Rozdział 10

40 2 0
                                    

Eddie przyszedł do mnie jakoś koło dziesiątej. Był dziś piątek a moja mama była w pracy. Byłam w samym staniku i majtkach bo było strasznie gorąco. Munson leżał między moimi nogami a jego głowa spoczywała na moich piersiach. Tulił się do mnie i wydawał z siebie co jakiś czas słodkie pomruki. Był w samych spodniach. Bawiłam się jego włosami i co jakiś czas całowałam czubek jego głowy.

- Słodki jesteś.

Wymruczałam. Czułam jak się uśmiecha.

- Jesteś taka piękna.

Powiedział.

- Wiesz że mówisz to kiedy leżę w samej bieliźnie?

Zapytałam i pogłaskałam go po włosach.

- Jesteś piękna we wszystkim i bez niczego.

Przy ostatnim słowie ścisnął mnie lekko po bokach. Przeszedł mnie przyjemny dreszcz. Eddie podniósł się i spojrzał mi prosto w oczy. Wstrzymałam oddech na chwile bo, będę mówić to cały czas, ma cudowne oczy. Cały jest cudowny.

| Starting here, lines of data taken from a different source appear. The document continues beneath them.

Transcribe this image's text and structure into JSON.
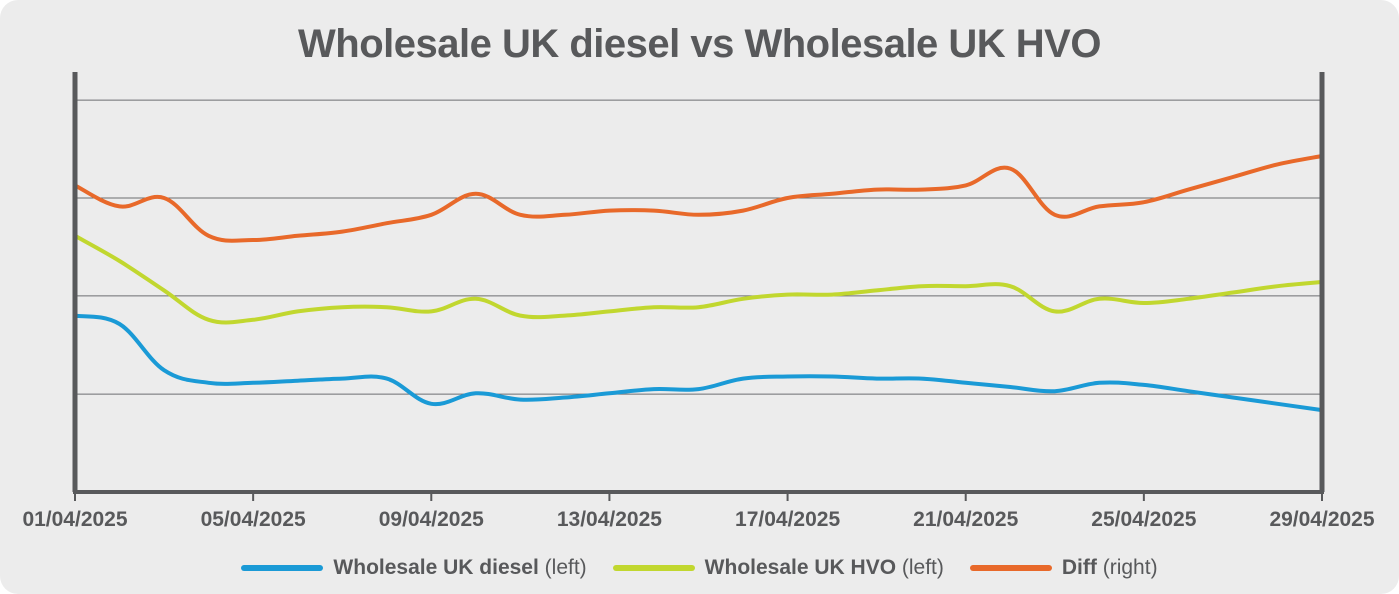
{
  "chart_data": {
    "type": "line",
    "title": "Wholesale UK diesel vs Wholesale UK HVO",
    "x_axis": {
      "type": "date",
      "min": "2025-04-01",
      "max": "2025-04-29",
      "tick_labels": [
        "01/04/2025",
        "05/04/2025",
        "09/04/2025",
        "13/04/2025",
        "17/04/2025",
        "21/04/2025",
        "25/04/2025",
        "29/04/2025"
      ],
      "tick_dates": [
        "2025-04-01",
        "2025-04-05",
        "2025-04-09",
        "2025-04-13",
        "2025-04-17",
        "2025-04-21",
        "2025-04-25",
        "2025-04-29"
      ]
    },
    "y_axis_left": {
      "tick_labels_shown": false,
      "range_fraction": [
        0,
        1
      ]
    },
    "y_axis_right": {
      "tick_labels_shown": false,
      "range_fraction": [
        0,
        1
      ]
    },
    "gridlines": "horizontal",
    "legend_position": "bottom",
    "series": [
      {
        "name": "Wholesale UK diesel",
        "axis_note": "(left)",
        "axis": "left",
        "color": "#1a9ad6",
        "x": [
          "2025-04-01",
          "2025-04-02",
          "2025-04-03",
          "2025-04-04",
          "2025-04-05",
          "2025-04-06",
          "2025-04-07",
          "2025-04-08",
          "2025-04-09",
          "2025-04-10",
          "2025-04-11",
          "2025-04-12",
          "2025-04-13",
          "2025-04-14",
          "2025-04-15",
          "2025-04-16",
          "2025-04-17",
          "2025-04-18",
          "2025-04-19",
          "2025-04-20",
          "2025-04-21",
          "2025-04-22",
          "2025-04-23",
          "2025-04-24",
          "2025-04-25",
          "2025-04-26",
          "2025-04-27",
          "2025-04-28",
          "2025-04-29"
        ],
        "values": [
          0.42,
          0.4,
          0.29,
          0.26,
          0.26,
          0.265,
          0.27,
          0.27,
          0.21,
          0.235,
          0.22,
          0.225,
          0.235,
          0.245,
          0.245,
          0.27,
          0.275,
          0.275,
          0.27,
          0.27,
          0.26,
          0.25,
          0.24,
          0.26,
          0.255,
          0.24,
          0.225,
          0.21,
          0.195
        ]
      },
      {
        "name": "Wholesale UK HVO",
        "axis_note": "(left)",
        "axis": "left",
        "color": "#c1d72f",
        "x": [
          "2025-04-01",
          "2025-04-02",
          "2025-04-03",
          "2025-04-04",
          "2025-04-05",
          "2025-04-06",
          "2025-04-07",
          "2025-04-08",
          "2025-04-09",
          "2025-04-10",
          "2025-04-11",
          "2025-04-12",
          "2025-04-13",
          "2025-04-14",
          "2025-04-15",
          "2025-04-16",
          "2025-04-17",
          "2025-04-18",
          "2025-04-19",
          "2025-04-20",
          "2025-04-21",
          "2025-04-22",
          "2025-04-23",
          "2025-04-24",
          "2025-04-25",
          "2025-04-26",
          "2025-04-27",
          "2025-04-28",
          "2025-04-29"
        ],
        "values": [
          0.61,
          0.55,
          0.48,
          0.41,
          0.41,
          0.43,
          0.44,
          0.44,
          0.43,
          0.46,
          0.42,
          0.42,
          0.43,
          0.44,
          0.44,
          0.46,
          0.47,
          0.47,
          0.48,
          0.49,
          0.49,
          0.49,
          0.43,
          0.46,
          0.45,
          0.46,
          0.475,
          0.49,
          0.5
        ]
      },
      {
        "name": "Diff",
        "axis_note": "(right)",
        "axis": "right",
        "color": "#e8692a",
        "x": [
          "2025-04-01",
          "2025-04-02",
          "2025-04-03",
          "2025-04-04",
          "2025-04-05",
          "2025-04-06",
          "2025-04-07",
          "2025-04-08",
          "2025-04-09",
          "2025-04-10",
          "2025-04-11",
          "2025-04-12",
          "2025-04-13",
          "2025-04-14",
          "2025-04-15",
          "2025-04-16",
          "2025-04-17",
          "2025-04-18",
          "2025-04-19",
          "2025-04-20",
          "2025-04-21",
          "2025-04-22",
          "2025-04-23",
          "2025-04-24",
          "2025-04-25",
          "2025-04-26",
          "2025-04-27",
          "2025-04-28",
          "2025-04-29"
        ],
        "values": [
          0.73,
          0.68,
          0.7,
          0.61,
          0.6,
          0.61,
          0.62,
          0.64,
          0.66,
          0.71,
          0.66,
          0.66,
          0.67,
          0.67,
          0.66,
          0.67,
          0.7,
          0.71,
          0.72,
          0.72,
          0.73,
          0.77,
          0.66,
          0.68,
          0.69,
          0.72,
          0.75,
          0.78,
          0.8
        ]
      }
    ]
  }
}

- Wiesz że możesz oddychać?

Zaśmiał się. Wypuściłam ciężko powietrze z ust. Złapałam za jego policzki.

- Jesteś cudowny. Rozumiesz?

Zapytałam. On posłał mi najpiękniejszy uśmiech na świecie. Przybliżył się do mnie. Nasze twarze dzieliły centymetry. Zaczął jeździć ręką po moim ciele. Robił to bardzo delikatnie. Pojawiła się u mnie gęsia skórka. On podążał wzrokiem za swoją ręką która właśnie jechała po moim mostku. Oddychałam powoli ale głęboko. Odchyliłam głowę do tyłu i zamknęłam oczy. Delikatnie odpiął mój stanik i rzucił go na podłogę. Jego ręka po tym sunęła po materiale moich majtek. Wypuściłam ciężko powietrze. Wiedział co robi. Straciłam rachubę czasu. Chciałam więcej a jednak było mi tak cholernie dobrze że tyle mi prawie wystarczało. Eddie przywarł do mojej szyi i zaczął robić mi malinki po obu stronach. Jego ręka głaskała moje udo i delikatnie wślizgnęła się pod moje majtki. Eddie oderwał się od mojej szyi i przywarł do moich ust. Poczułam w sobie jego pierwszego palca. Przygryzłam jego wargę. On w ramach rekompensaty przygryzł moją i wsadził we mnie drugiego palca. Jęknęłam prosto w jego usta. Eddie przyspieszył ruchy a moje jęki robiły się głośniejsze.

- Właśnie tak księżniczko.

Wymruczał w moje usta. Trzymałam go za policzki i Jęczałam w jego usta coraz bardziej.

- W szafce...

- Nie będą mi potrzebne.

Przerwał mi. Zdziwiłam się.

- Dzisiaj jest twój dzień kochanie.

Powiedział i spojrzał w moje oczy. Dyszałam bo nie przestawał poruszać palcami. Jego język zaczął pieścić moje sutki. Z pozycji siedzącej zsunęłam się do pozycji leżącej. Wyjął ze mnie palce i chwycił  mnie za uda. Ściągnął moje majtki i rzucił je koło stanika. Językiem zaczął bawić się moją łechtaczką. Pisnęłam cicho po czym z moich ust wydobywała się symfonia jęków. Co jakiś czas zasysał mój guziczek co doprowadzało mnie do szaleństwa.

- Pięknie wyglądasz z tej perspektywy. Tak samo jak z każdej. 

Powiedział. Uśmiechnęłam się nie otwierając oczu. Wrócił to pieszczenia mojej łechtaczki. Wsunęłam palce w jego włosy. Eddie ponownie włożył we mnie dwa palce i zaczął energicznie poruszać. Jego palce plus jego język to było coś niesamowitego. Drugą ręką dosięgnął do moich piersi i zaczął bawić się moimi sutkami. W moim pokoju nie było słychać nic więcej poza moimi jękami i pomrukami Eddie'go które wydawał w prost w moją kobiecość. Podniecało mnie to cholernie. Zassał się na mojej łechtaczce i wyjął za mnie palce. Jego obydwie dłonie spoczęły na moich udach które zaczął ściskać. Ja zaczęłam lekko ciągnąć go za włosy i prawie krzyczeć gdy czułam jak dochodzę.